Challenge - What do you want to accomplish?

  • What is holding you back from accomplishing this?
  • How do you know this is a problem?
  • Why do you want to accomplish this?
    • Ask “why” a few more times here to really get to the core.

Ideal state - How will you know we were successful?

  • What does success look and feel like?
  • What are the actual results you want that you aren’t seeing now?
  • Who defined these metrics? Are there other metrics we might consider?
  • If they give you numeric goals, push them to think about qualitative goals - what does success look/feel like?

Ready, set? Brainstorm!

Answer this question: How do we get to the ideal state?

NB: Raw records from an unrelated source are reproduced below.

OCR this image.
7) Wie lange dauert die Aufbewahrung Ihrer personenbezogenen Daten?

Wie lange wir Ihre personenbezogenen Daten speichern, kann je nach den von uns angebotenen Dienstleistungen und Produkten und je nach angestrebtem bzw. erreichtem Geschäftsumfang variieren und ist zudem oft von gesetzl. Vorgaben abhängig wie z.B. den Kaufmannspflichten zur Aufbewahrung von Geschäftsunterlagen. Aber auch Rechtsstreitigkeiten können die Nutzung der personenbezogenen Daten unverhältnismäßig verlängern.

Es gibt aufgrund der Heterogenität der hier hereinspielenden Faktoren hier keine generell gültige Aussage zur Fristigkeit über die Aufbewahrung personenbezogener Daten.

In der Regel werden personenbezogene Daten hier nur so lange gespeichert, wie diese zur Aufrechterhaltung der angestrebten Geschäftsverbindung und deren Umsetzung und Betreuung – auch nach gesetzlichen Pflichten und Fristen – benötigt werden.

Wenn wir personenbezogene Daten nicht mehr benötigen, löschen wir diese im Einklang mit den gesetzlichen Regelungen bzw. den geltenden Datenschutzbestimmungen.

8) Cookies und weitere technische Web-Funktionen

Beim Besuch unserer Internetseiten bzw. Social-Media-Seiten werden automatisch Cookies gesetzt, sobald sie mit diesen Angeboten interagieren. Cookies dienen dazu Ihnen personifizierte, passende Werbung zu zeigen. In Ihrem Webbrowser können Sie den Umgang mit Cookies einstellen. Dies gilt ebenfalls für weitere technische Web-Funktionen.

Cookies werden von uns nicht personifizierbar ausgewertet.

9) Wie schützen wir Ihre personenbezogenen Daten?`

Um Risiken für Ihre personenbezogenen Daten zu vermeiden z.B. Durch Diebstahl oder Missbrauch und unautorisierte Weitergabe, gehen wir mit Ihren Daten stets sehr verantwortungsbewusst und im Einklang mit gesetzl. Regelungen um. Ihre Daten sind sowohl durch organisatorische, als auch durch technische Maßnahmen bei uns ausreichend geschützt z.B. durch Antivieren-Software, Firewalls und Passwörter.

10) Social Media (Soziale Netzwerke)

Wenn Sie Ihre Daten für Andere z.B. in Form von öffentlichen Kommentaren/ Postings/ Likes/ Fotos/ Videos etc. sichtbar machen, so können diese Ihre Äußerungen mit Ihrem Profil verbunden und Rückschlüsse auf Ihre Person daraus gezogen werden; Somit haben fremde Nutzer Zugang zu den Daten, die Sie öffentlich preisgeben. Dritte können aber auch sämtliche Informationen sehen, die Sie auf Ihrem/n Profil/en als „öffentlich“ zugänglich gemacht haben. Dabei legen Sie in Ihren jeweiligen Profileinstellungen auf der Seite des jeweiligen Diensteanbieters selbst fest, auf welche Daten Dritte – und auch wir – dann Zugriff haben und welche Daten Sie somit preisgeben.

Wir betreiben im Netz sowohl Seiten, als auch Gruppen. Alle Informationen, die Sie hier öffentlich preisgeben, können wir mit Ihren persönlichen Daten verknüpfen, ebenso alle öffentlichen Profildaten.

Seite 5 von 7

  • Get your sticky notes, Google doc, whiteboard, whatever you need, and go.
  • Have your participants generate as many ideas as they can – ALONE.
  • Set a timer.
  • Make sure you’re following the rules outlined above.

Group and refine

  • Have everyone put their ideas together.
  • Group them into common themes.

Go back to your challenge and ideal state

Rule things in or out based on their ability to solve the challenge and get you to the ideal state. 

Prioritize, plan, and do

The next step is to turn your brainstorm into action, which is a complete course unto itself, but here are a few high-level steps:

  • Rate each thing in terms of value and effort (high/medium/low) and then start with the things that are high value/low effort.
  • Organize items based on what needs to happen first and build a timeline around that.
  • Do it.

You’d be surprised how many people skip that last bullet.

A brainstorm is worth nothing if you don’t actually put it to work to solve a problem.